For the last hour or more carp have graced Alan’s net on a regular basis. Most carp have taken an 11mm pellet, even though its 8mm he has been feeding. The fish seem to be mainly hard fighting commons between 3lb and 5lb with the odd larger sample thrown in.
‘I’m amazed how few anglers know how a fish reacts when you slacken off, basically it simply slowly sinks which is great as it allows me to rest my landing net on the surface and draw the fish over. It’s another problem that needed overcoming and a couple of claw style pole supports attached to my seat box station allow the net to rest on the lakes surface then drawn backwards so the fish can be unhooked’, he remarks.
‘For some unknown reason the swims has died over the forty minutes or so. The floats been lifting and dipping, it’s as if I have some other smaller species like roach within the swim. I’ve even tried fishing a bright coloured pellet and the ever faithful sweetcorn but the bites are the same’, Alan comments.
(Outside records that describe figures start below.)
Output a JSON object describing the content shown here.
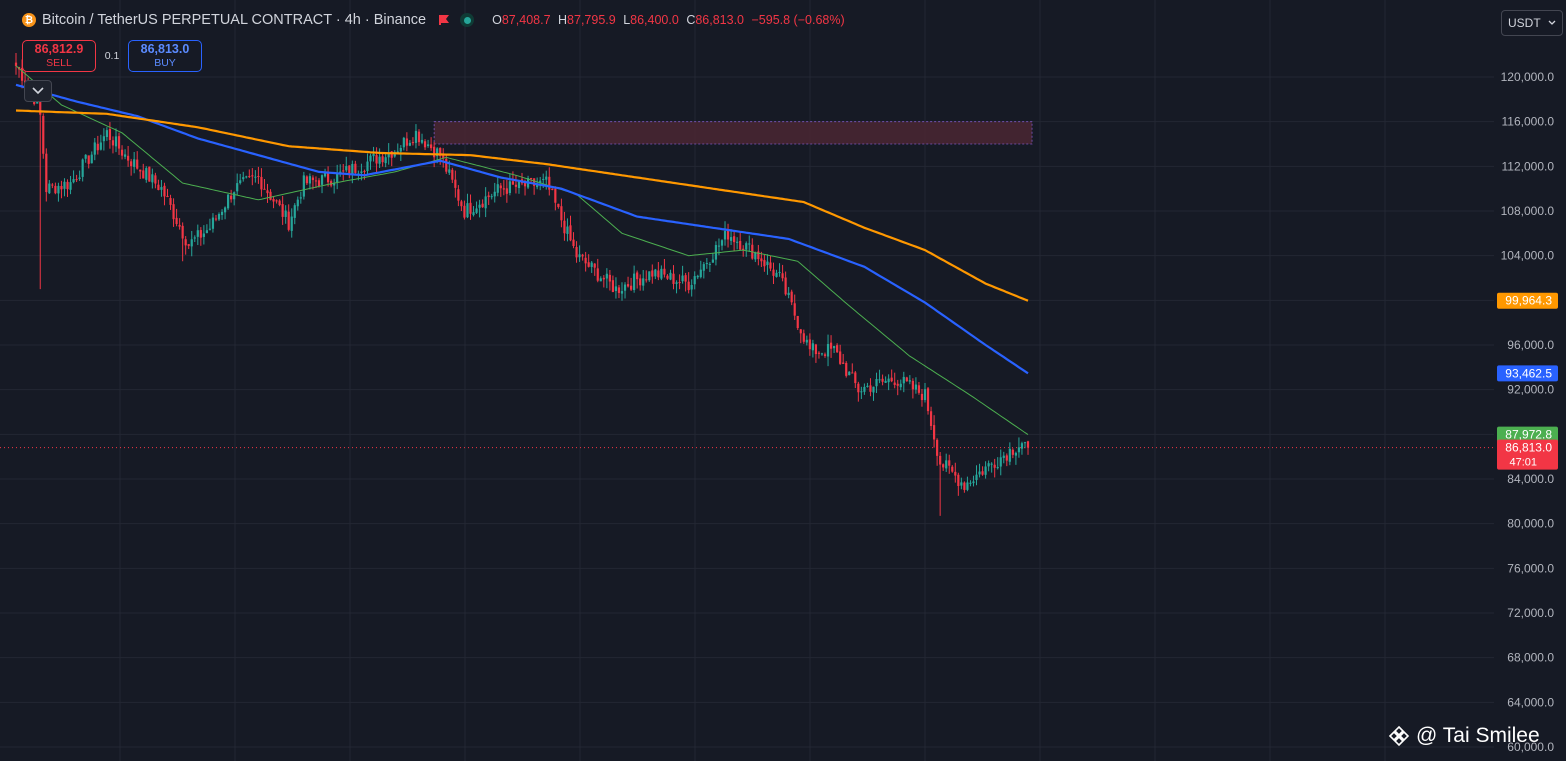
{
  "header": {
    "coin_symbol": "₿",
    "title": "Bitcoin / TetherUS PERPETUAL CONTRACT · 4h · Binance",
    "ohlc": {
      "o_label": "O",
      "o": "87,408.7",
      "h_label": "H",
      "h": "87,795.9",
      "l_label": "L",
      "l": "86,400.0",
      "c_label": "C",
      "c": "86,813.0",
      "change": "−595.8 (−0.68%)"
    }
  },
  "trade": {
    "sell_price": "86,812.9",
    "sell_label": "SELL",
    "spread": "0.1",
    "buy_price": "86,813.0",
    "buy_label": "BUY"
  },
  "currency": {
    "selected": "USDT"
  },
  "watermark": {
    "text": "@ Tai Smilee"
  },
  "colors": {
    "background": "#161a25",
    "grid": "#232733",
    "up": "#26a69a",
    "down": "#f23645",
    "ma_fast": "#4caf50",
    "ma_mid": "#2962ff",
    "ma_slow": "#ff9800",
    "zone": "#4a2732"
  },
  "chart_data": {
    "type": "candlestick",
    "interval": "4h",
    "ylim": [
      59000,
      125500
    ],
    "y_ticks": [
      "120,000.0",
      "116,000.0",
      "112,000.0",
      "108,000.0",
      "104,000.0",
      "100,000.0",
      "96,000.0",
      "92,000.0",
      "88,000.0",
      "84,000.0",
      "80,000.0",
      "76,000.0",
      "72,000.0",
      "68,000.0",
      "64,000.0",
      "60,000.0"
    ],
    "anchors": [
      {
        "i": 0,
        "v": 121000
      },
      {
        "i": 5,
        "v": 119000
      },
      {
        "i": 8,
        "v": 116500
      },
      {
        "i": 10,
        "v": 110000
      },
      {
        "i": 18,
        "v": 110500
      },
      {
        "i": 30,
        "v": 115000
      },
      {
        "i": 36,
        "v": 113000
      },
      {
        "i": 48,
        "v": 110000
      },
      {
        "i": 57,
        "v": 105000
      },
      {
        "i": 64,
        "v": 106500
      },
      {
        "i": 72,
        "v": 110000
      },
      {
        "i": 80,
        "v": 111000
      },
      {
        "i": 90,
        "v": 107000
      },
      {
        "i": 95,
        "v": 110500
      },
      {
        "i": 105,
        "v": 111000
      },
      {
        "i": 125,
        "v": 113500
      },
      {
        "i": 132,
        "v": 115000
      },
      {
        "i": 140,
        "v": 113000
      },
      {
        "i": 148,
        "v": 108000
      },
      {
        "i": 160,
        "v": 110000
      },
      {
        "i": 175,
        "v": 110500
      },
      {
        "i": 185,
        "v": 104000
      },
      {
        "i": 198,
        "v": 101000
      },
      {
        "i": 210,
        "v": 102500
      },
      {
        "i": 222,
        "v": 101500
      },
      {
        "i": 235,
        "v": 106000
      },
      {
        "i": 245,
        "v": 104000
      },
      {
        "i": 252,
        "v": 102000
      },
      {
        "i": 262,
        "v": 95500
      },
      {
        "i": 270,
        "v": 95500
      },
      {
        "i": 278,
        "v": 92000
      },
      {
        "i": 290,
        "v": 93000
      },
      {
        "i": 300,
        "v": 91500
      },
      {
        "i": 305,
        "v": 85500
      },
      {
        "i": 313,
        "v": 83500
      },
      {
        "i": 320,
        "v": 85000
      },
      {
        "i": 332,
        "v": 87300
      },
      {
        "i": 334,
        "v": 86813
      }
    ],
    "candle_count": 335,
    "wicks": [
      {
        "i": 8,
        "low": 101000
      },
      {
        "i": 55,
        "low": 103500
      },
      {
        "i": 305,
        "low": 80700
      }
    ],
    "series": [
      {
        "role": "ma_fast",
        "anchors": [
          {
            "i": 0,
            "v": 121000
          },
          {
            "i": 15,
            "v": 117500
          },
          {
            "i": 35,
            "v": 115000
          },
          {
            "i": 55,
            "v": 110500
          },
          {
            "i": 80,
            "v": 109000
          },
          {
            "i": 105,
            "v": 110500
          },
          {
            "i": 125,
            "v": 111500
          },
          {
            "i": 142,
            "v": 112800
          },
          {
            "i": 165,
            "v": 111200
          },
          {
            "i": 185,
            "v": 109500
          },
          {
            "i": 200,
            "v": 106000
          },
          {
            "i": 222,
            "v": 104000
          },
          {
            "i": 240,
            "v": 104500
          },
          {
            "i": 258,
            "v": 103500
          },
          {
            "i": 275,
            "v": 99500
          },
          {
            "i": 295,
            "v": 95000
          },
          {
            "i": 315,
            "v": 91500
          },
          {
            "i": 334,
            "v": 87972.8
          }
        ]
      },
      {
        "role": "ma_mid",
        "anchors": [
          {
            "i": 0,
            "v": 119300
          },
          {
            "i": 20,
            "v": 117800
          },
          {
            "i": 40,
            "v": 116500
          },
          {
            "i": 60,
            "v": 114500
          },
          {
            "i": 80,
            "v": 113000
          },
          {
            "i": 100,
            "v": 111500
          },
          {
            "i": 115,
            "v": 111200
          },
          {
            "i": 140,
            "v": 112500
          },
          {
            "i": 160,
            "v": 111000
          },
          {
            "i": 180,
            "v": 110000
          },
          {
            "i": 205,
            "v": 107500
          },
          {
            "i": 230,
            "v": 106500
          },
          {
            "i": 255,
            "v": 105500
          },
          {
            "i": 280,
            "v": 103000
          },
          {
            "i": 300,
            "v": 99800
          },
          {
            "i": 320,
            "v": 96000
          },
          {
            "i": 334,
            "v": 93462.5
          }
        ]
      },
      {
        "role": "ma_slow",
        "anchors": [
          {
            "i": 0,
            "v": 117000
          },
          {
            "i": 30,
            "v": 116700
          },
          {
            "i": 60,
            "v": 115500
          },
          {
            "i": 90,
            "v": 113800
          },
          {
            "i": 120,
            "v": 113200
          },
          {
            "i": 150,
            "v": 113000
          },
          {
            "i": 175,
            "v": 112200
          },
          {
            "i": 205,
            "v": 111000
          },
          {
            "i": 235,
            "v": 109800
          },
          {
            "i": 260,
            "v": 108800
          },
          {
            "i": 280,
            "v": 106500
          },
          {
            "i": 300,
            "v": 104500
          },
          {
            "i": 320,
            "v": 101500
          },
          {
            "i": 334,
            "v": 99964.3
          }
        ]
      }
    ],
    "zone": {
      "i_start": 138,
      "i_end": 334,
      "top": 116000,
      "bottom": 114000
    },
    "price_labels": [
      {
        "text": "99,964.3",
        "value": 99964.3,
        "color": "#ff9800"
      },
      {
        "text": "93,462.5",
        "value": 93462.5,
        "color": "#2962ff"
      },
      {
        "text": "87,972.8",
        "value": 87972.8,
        "color": "#4caf50"
      },
      {
        "text": "86,813.0",
        "value": 86813.0,
        "color": "#f23645"
      }
    ],
    "countdown": "47:01",
    "last_price": 86813.0
  }
}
Then out of the blue the rod bends round and the reel starts to churn in proper pellet waggler style. This happens a couple of times before the forecasted storm clouds start to build on the distance horizon and Alan decides that his long overdue session to Watmore Farm needs to come to an end.
‘No need getting wet and ruining a wonderful, thought provoking session, now time for some rod rebuilding’, he grins.
The End Result–
The session is over in less than four hours and its only when Alan tries to lift his keepnet out of the water that he realises just how bigger weight he has built up. With around a dozen or more carp landed Alan may well have under estimated the average weight of each fish and guesses that there is around 70lb of carp in the net.
‘It’s been a strange session, slow and frustrating at times but then hectic at others but by ringing the changes I’ve kept the fish coming. This method is certainly not for the lazy angler and the more you work at it then the more rewarding it will be. These carp really do hang-on in here and my arms now aching, I’m certainly going to sleep well tonight’, he comments smiling from ear to ear!
Ticket information – Watmore Farm Fishery is a day ticket water located at Fox Lane, Eversley Cross, Hampshire RG27 ONQ. Day tickets cost £10 for adults and concessions are available Mon-Fri only costing £8. Call 01252 876323 for up to date information or visit the website www.watmorefarmfishery.co.uk
Top tips -
1. Less is more. Five or six pellets every few seconds is far better than a big handful on a less frequent basis.
2. Make sure you take plenty of spare bait as on occasions you will need it.
3. During quiet spells try a bright coloured pellet or a piece of sweetcorn. It often catches a curious cagey fish.
4. Constant use can see the weighting text lost on a float so try writing this on using an indelible pen.
5. A little gizmo that will make placing a pellet on a band so much quicker and easier is a pellet-bander.